For the part about your RNA extraction with non diluted plasma, did you analysed also the A260/230 ratio? If you have problem with extraction in non diluted plasma you have to understand if you have contamination (A260/230 ratio ratio can help) or degradation of RNA. You have to solve this part to be sure that in your hand all work fine.

In the last part you said that you use 500 µl plasma/750 µl trizol, but I would the protocol 1:3 (sample:trizol). I known that you have diluted samples but you have PBS, Ficoll, salt maybe other contamination from Ficoll so I would try more Trizol. if is a tube problem try to split in two tubes (respect 250/750), and mix again as soon as possible.
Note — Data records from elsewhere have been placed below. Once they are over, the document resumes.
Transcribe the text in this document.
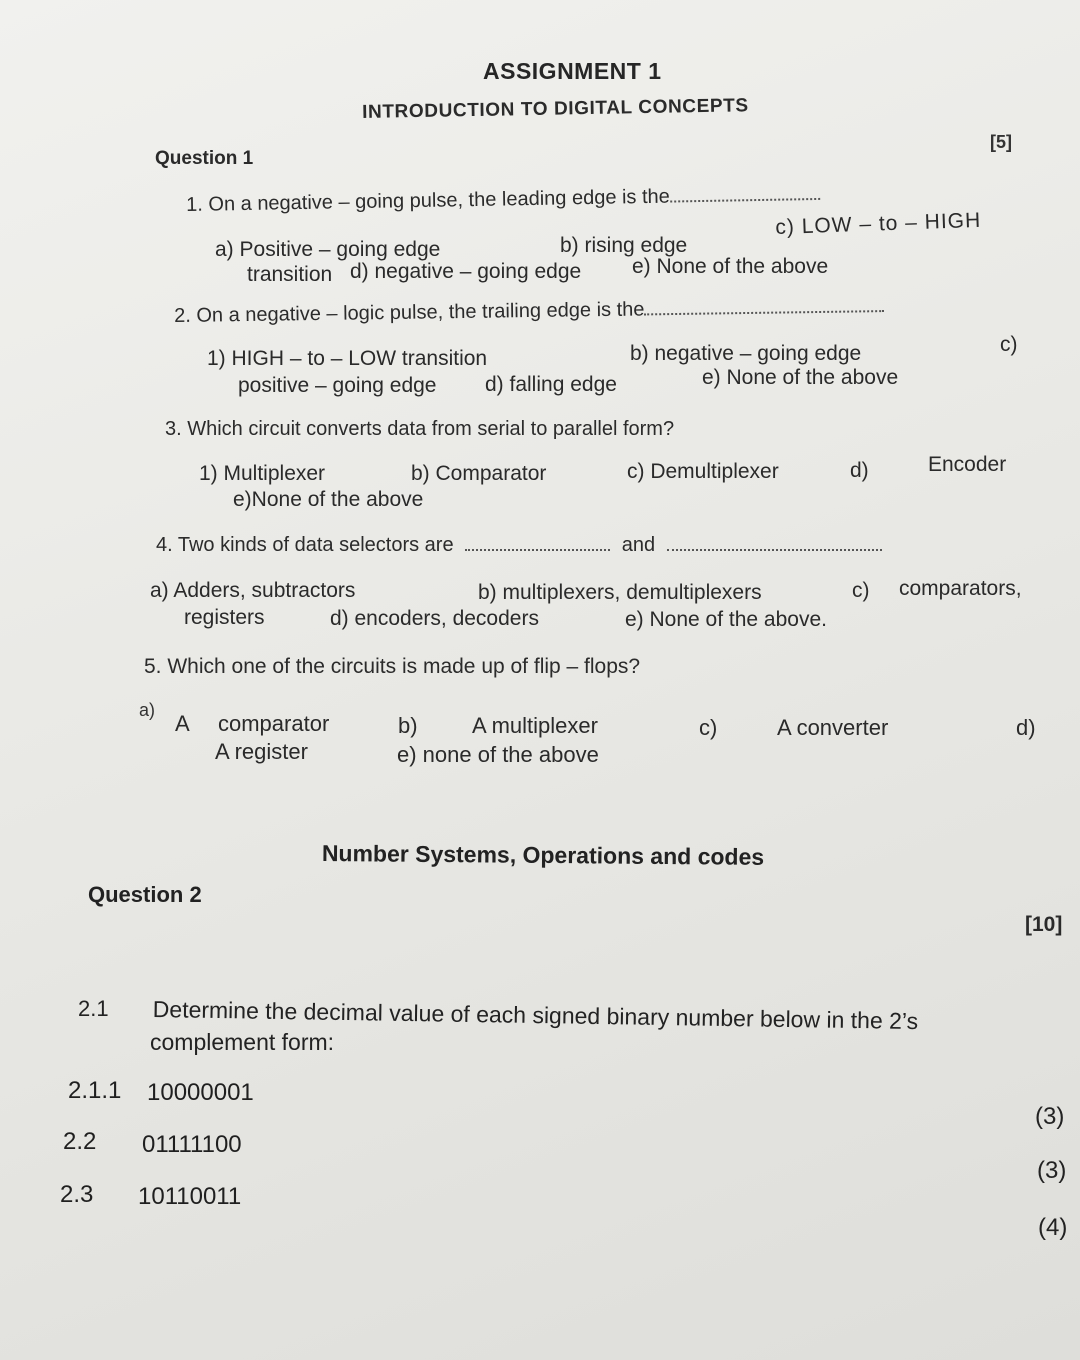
ASSIGNMENT 1
INTRODUCTION TO DIGITAL CONCEPTS
Question 1
[5]
1. On a negative – going pulse, the leading edge is the
a) Positive – going edge	b) rising edge
c) LOW – to – HIGH
transition d) negative – going edge e) None of the above
2. On a negative – logic pulse, the trailing edge is the
1) HIGH – to – LOW transition	b) negative – going edge	c)
positive – going edge d) falling edge	e) None of the above
3. Which circuit converts data from serial to parallel form?
1) Multiplexer	b) Comparator	c) Demultiplexer	d)	Encoder
e)None of the above
4. Two kinds of data selectors are	and
a) Adders, subtractors	b) multiplexers, demultiplexers	c) comparators,
registers	d) encoders, decoders	e) None of the above.
5. Which one of the circuits is made up of flip – flops?
a)
A comparator	b) A multiplexer	c)	A converter	d)
A register	e) none of the above
Number Systems, Operations and codes
Question 2
[10]
2.1 Determine the decimal value of each signed binary number below in the 2’s
complement form:
2.1.1 10000001
(3)
2.2 01111100
(3)
2.3 10110011
(4)
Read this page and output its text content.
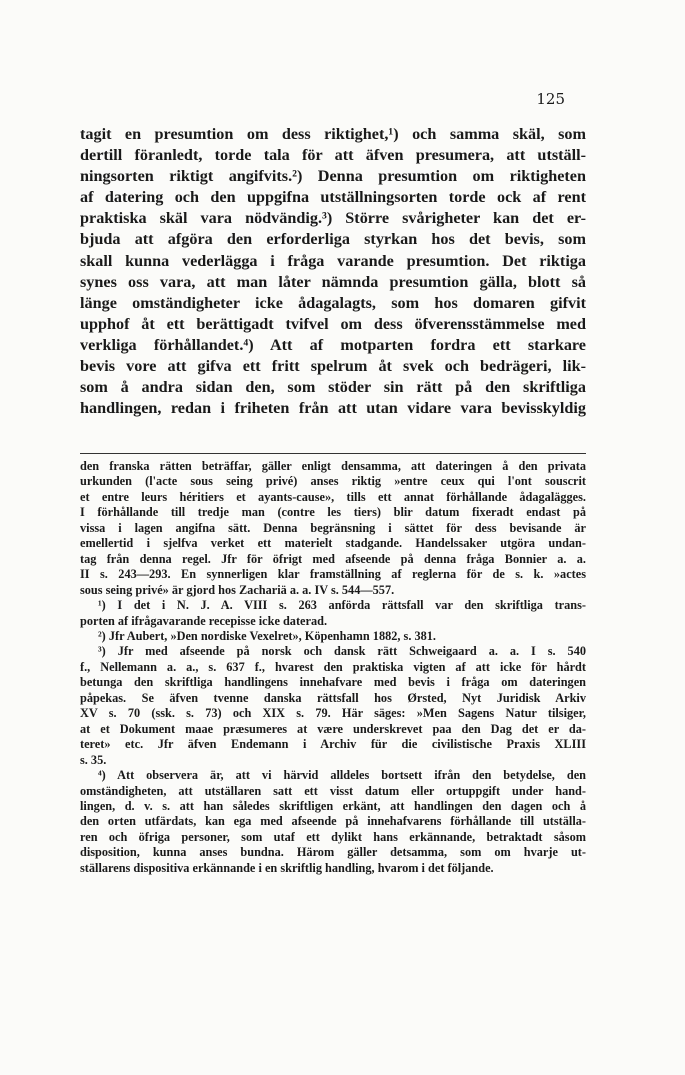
125
tagit en presumtion om dess riktighet,¹) och samma skäl, som
dertill föranledt, torde tala för att äfven presumera, att utställ-
ningsorten riktigt angifvits.²) Denna presumtion om riktigheten
af datering och den uppgifna utställningsorten torde ock af rent
praktiska skäl vara nödvändig.³) Större svårigheter kan det er-
bjuda att afgöra den erforderliga styrkan hos det bevis, som
skall kunna vederlägga i fråga varande presumtion. Det riktiga
synes oss vara, att man låter nämnda presumtion gälla, blott så
länge omständigheter icke ådagalagts, som hos domaren gifvit
upphof åt ett berättigadt tvifvel om dess öfverensstämmelse med
verkliga förhållandet.⁴) Att af motparten fordra ett starkare
bevis vore att gifva ett fritt spelrum åt svek och bedrägeri, lik-
som å andra sidan den, som stöder sin rätt på den skriftliga
handlingen, redan i friheten från att utan vidare vara bevisskyldig
den franska rätten beträffar, gäller enligt densamma, att dateringen å den privata
urkunden (l'acte sous seing privé) anses riktig »entre ceux qui l'ont souscrit
et entre leurs héritiers et ayants-cause», tills ett annat förhållande ådagalägges.
I förhållande till tredje man (contre les tiers) blir datum fixeradt endast på
vissa i lagen angifna sätt. Denna begränsning i sättet för dess bevisande är
emellertid i sjelfva verket ett materielt stadgande. Handelssaker utgöra undan-
tag från denna regel. Jfr för öfrigt med afseende på denna fråga Bonnier a. a.
II s. 243—293. En synnerligen klar framställning af reglerna för de s. k. »actes
sous seing privé» är gjord hos Zachariä a. a. IV s. 544—557.
¹) I det i N. J. A. VIII s. 263 anförda rättsfall var den skriftliga trans-
porten af ifrågavarande recepisse icke daterad.
²) Jfr Aubert, »Den nordiske Vexelret», Köpenhamn 1882, s. 381.
³) Jfr med afseende på norsk och dansk rätt Schweigaard a. a. I s. 540
f., Nellemann a. a., s. 637 f., hvarest den praktiska vigten af att icke för hårdt
betunga den skriftliga handlingens innehafvare med bevis i fråga om dateringen
påpekas. Se äfven tvenne danska rättsfall hos Ørsted, Nyt Juridisk Arkiv
XV s. 70 (ssk. s. 73) och XIX s. 79. Här säges: »Men Sagens Natur tilsiger,
at et Dokument maae præsumeres at være underskrevet paa den Dag det er da-
teret» etc. Jfr äfven Endemann i Archiv für die civilistische Praxis XLIII
s. 35.
⁴) Att observera är, att vi härvid alldeles bortsett ifrån den betydelse, den
omständigheten, att utställaren satt ett visst datum eller ortuppgift under hand-
lingen, d. v. s. att han således skriftligen erkänt, att handlingen den dagen och å
den orten utfärdats, kan ega med afseende på innehafvarens förhållande till utställa-
ren och öfriga personer, som utaf ett dylikt hans erkännande, betraktadt såsom
disposition, kunna anses bundna. Härom gäller detsamma, som om hvarje ut-
ställarens dispositiva erkännande i en skriftlig handling, hvarom i det följande.
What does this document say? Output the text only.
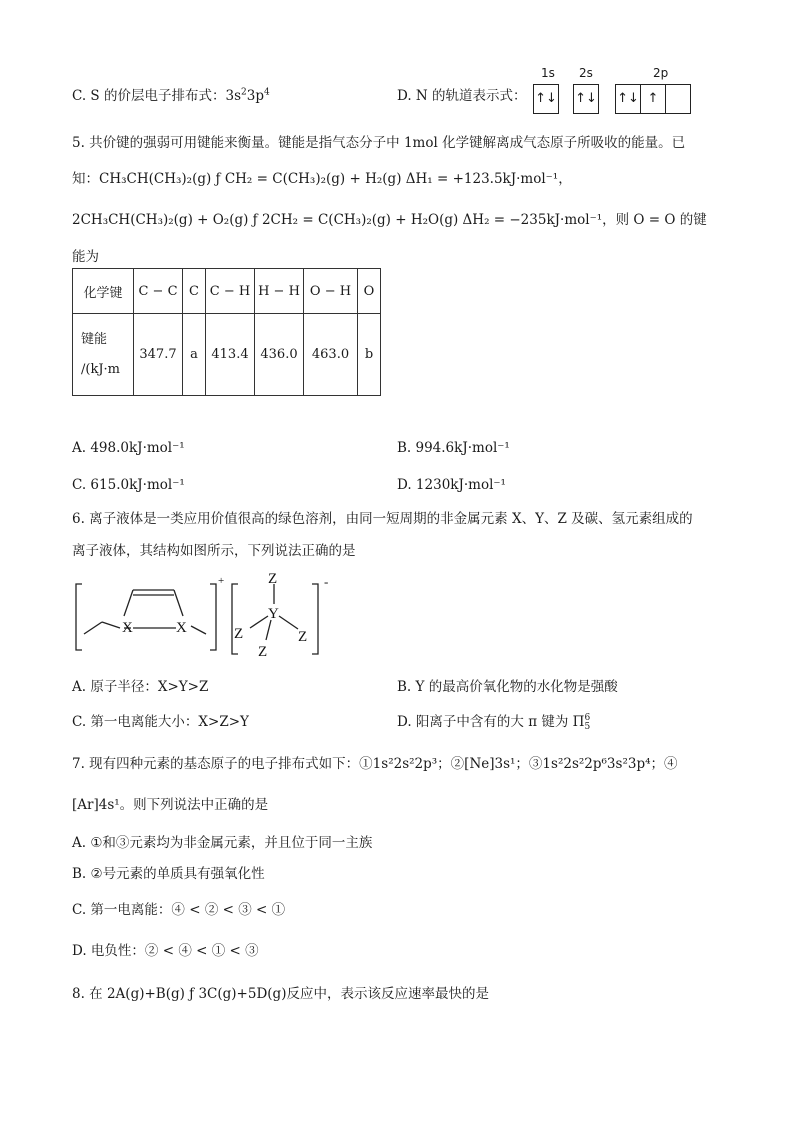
C. S 的价层电子排布式：$3s^23p^4$	D. N 的轨道表示式：
1s 2s	2p
↑↓ ↑↓ ↑↓ ↑
5. 共价键的强弱可用键能来衡量。键能是指气态分子中 1mol 化学键解离成气态原子所吸收的能量。已
知：CH₃CH(CH₃)₂(g) ƒ CH₂ = C(CH₃)₂(g) + H₂(g) ΔH₁ = +123.5kJ·mol⁻¹，
2CH₃CH(CH₃)₂(g) + O₂(g) ƒ 2CH₂ = C(CH₃)₂(g) + H₂O(g) ΔH₂ = −235kJ·mol⁻¹，则 O = O 的键
能为
化学键	C − C	C	C − H	H − H	O − H	O

键能
/(kJ·m	347.7	a	413.4	436.0	463.0	b
A. 498.0kJ·mol⁻¹	B. 994.6kJ·mol⁻¹
C. 615.0kJ·mol⁻¹	D. 1230kJ·mol⁻¹
6. 离子液体是一类应用价值很高的绿色溶剂，由同一短周期的非金属元素 X、Y、Z 及碳、氢元素组成的
离子液体，其结构如图所示，下列说法正确的是
X	X
+	Z
Y
Z	Z
Z
-
A. 原子半径：X>Y>Z	B. Y 的最高价氧化物的水化物是强酸
C. 第一电离能大小：X>Z>Y	D. 阳离子中含有的大 π 键为 Π 6
5
7. 现有四种元素的基态原子的电子排布式如下：①1s²2s²2p³；②[Ne]3s¹；③1s²2s²2p⁶3s²3p⁴；④
[Ar]4s¹。则下列说法中正确的是
A. ①和③元素均为非金属元素，并且位于同一主族
B. ②号元素的单质具有强氧化性
C. 第一电离能：④ < ② < ③ < ①
D. 电负性：② < ④ < ① < ③
8. 在 2A(g)+B(g) ƒ 3C(g)+5D(g)反应中，表示该反应速率最快的是
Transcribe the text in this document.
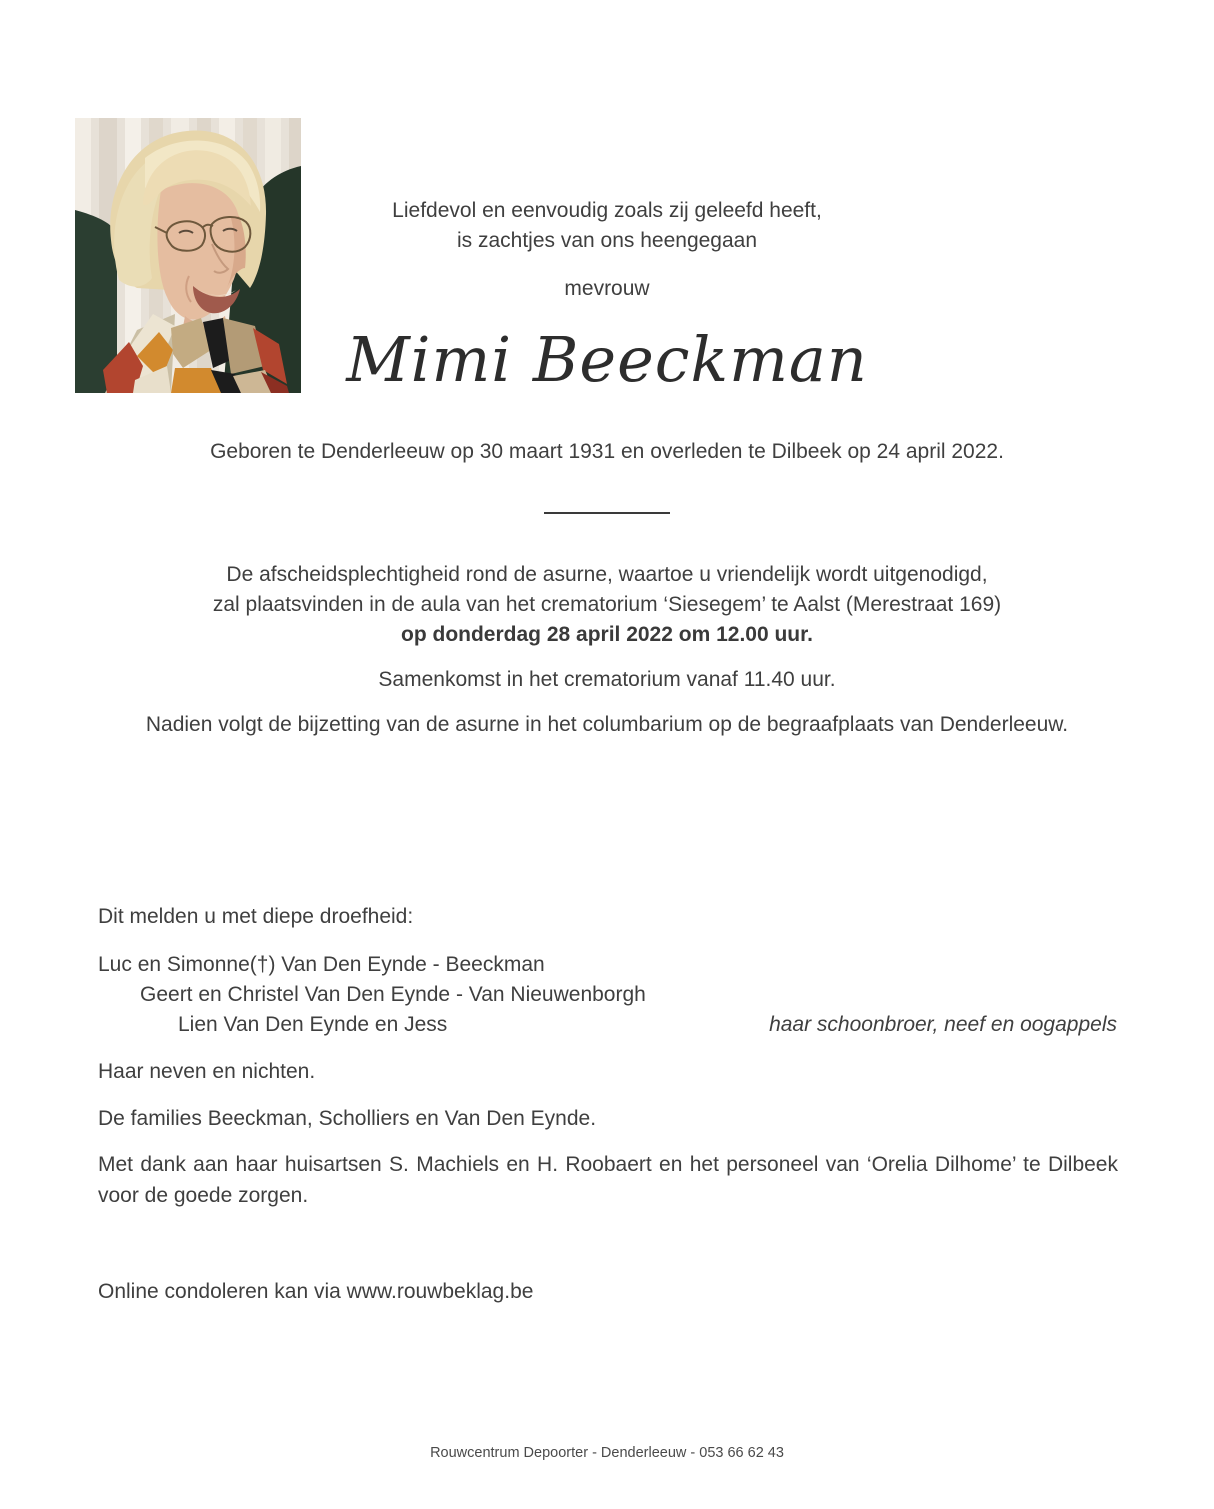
Liefdevol en eenvoudig zoals zij geleefd heeft,
is zachtjes van ons heengegaan
mevrouw
Mimi Beeckman
Geboren te Denderleeuw op 30 maart 1931 en overleden te Dilbeek op 24 april 2022.
De afscheidsplechtigheid rond de asurne, waartoe u vriendelijk wordt uitgenodigd,
zal plaatsvinden in de aula van het crematorium ‘Siesegem’ te Aalst (Merestraat 169)
op donderdag 28 april 2022 om 12.00 uur.
Samenkomst in het crematorium vanaf 11.40 uur.
Nadien volgt de bijzetting van de asurne in het columbarium op de begraafplaats van Denderleeuw.
Dit melden u met diepe droefheid:
Luc en Simonne(†) Van Den Eynde - Beeckman
Geert en Christel Van Den Eynde - Van Nieuwenborgh
Lien Van Den Eynde en Jess	haar schoonbroer, neef en oogappels
Haar neven en nichten.
De families Beeckman, Scholliers en Van Den Eynde.
Met dank aan haar huisartsen S. Machiels en H. Roobaert en het personeel van ‘Orelia Dilhome’ te Dilbeek voor de goede zorgen.
Online condoleren kan via www.rouwbeklag.be
Rouwcentrum Depoorter - Denderleeuw - 053 66 62 43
I recommend sterile glicogen.

NB: Important reminder for further step

1The microRNAs are different from long noncoding but remember that in body fluid the normalization is a big issues respect the cells or tissue samples. I don't known if you need spike in the long non coding analysis but, check information about long non coding normalization in plasma or you can have problem later

2 Even if you will use simple real time reaction or a custom microarrays perform always the preamplification step, the small RNAs are low in the plasma /serum (in your case less in healthy than in cancer patients) and you risk that you don't see any amplification. I made this mistake once.